[feat]: readme

pkarw · pkarw · commit 99a3a0a095e6 · 2025-01-19T18:14:47.000+01:00
diff --git a/README.md b/README.md
@@ -8,7 +8,7 @@ The API is built with FastAPI and uses Celery for asynchronous task processing.
 
 ## Features:
 - **No Cloud/external dependencies** all you need: PyTorch based OCR (EasyOCR) + Ollama are shipped and configured via `docker-compose` no data is sent outside your dev/server environment,
-- **PDF/Office to Markdown** conversion with very high accuracy using different OCR strategies including [llama3.2-vision](https://ai.meta.com/blog/llama-3-2-connect-2024-vision-edge-mobile-devices/), [easyOCR](https://github.com/JaidedAI/EasyOCR)
+- **PDF/Office to Markdown** conversion with very high accuracy using different OCR strategies including [llama3.2-vision](https://ai.meta.com/blog/llama-3-2-connect-2024-vision-edge-mobile-devices/), [easyOCR](https://github.com/JaidedAI/EasyOCR), [minicpm-v](https://github.com/OpenBMB/MiniCPM-o?tab=readme-ov-file#minicpm-v-26)
 - **PDF/Office to JSON** conversion using Ollama supported models (eg. LLama 3.1)
 - **LLM Improving OCR results** LLama is pretty good with fixing spelling and text issues in the OCR text
 - **Removing PII** This tool can be used for removing Personally Identifiable Information out of document - see `examples`
@@ -410,7 +410,7 @@ apiClient.uploadFile(formData).then(response => {
 - **Method**: POST
 - **Parameters**:
   - **file**: PDF, image or Office file to be processed.
-  - **strategy**: OCR strategy to use (`llama_vision` or `easyocr`).
+  - **strategy**: OCR strategy to use (`llama_vision`, `minicpm_v` or `easyocr`).
   - **ocr_cache**: Whether to cache the OCR result (true or false).

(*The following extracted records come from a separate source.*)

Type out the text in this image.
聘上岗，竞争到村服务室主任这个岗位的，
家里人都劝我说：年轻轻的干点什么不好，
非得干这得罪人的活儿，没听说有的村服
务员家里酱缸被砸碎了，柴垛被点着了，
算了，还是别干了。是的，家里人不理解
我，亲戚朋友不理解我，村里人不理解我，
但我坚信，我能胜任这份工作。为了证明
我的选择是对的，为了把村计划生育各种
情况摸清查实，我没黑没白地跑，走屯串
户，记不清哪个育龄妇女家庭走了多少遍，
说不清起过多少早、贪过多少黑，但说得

   - **prompt**: When provided, will be used for Ollama processing the OCR result
   - **model**: When provided along with the prompt - this model will be used for LLM processing
@@ -429,7 +429,7 @@ curl -X POST -H "Content-Type: multipart/form-data" -F "file=@examples/example-m
 - **Method**: POST
 - **Parameters** (JSON body):
   - **file**: Base64 encoded PDF file content.
-  - **strategy**: OCR strategy to use (`llama_vision` or `easyocr`).
+  - **strategy**: OCR strategy to use (`llama_vision`, `minicpm_v` or `easyocr`).
   - **ocr_cache**: Whether to cache the OCR result (true or false).
   - **prompt**: When provided, will be used for Ollama processing the OCR result.
   - **model**: When provided along with the prompt - this model will be used for LLM processing.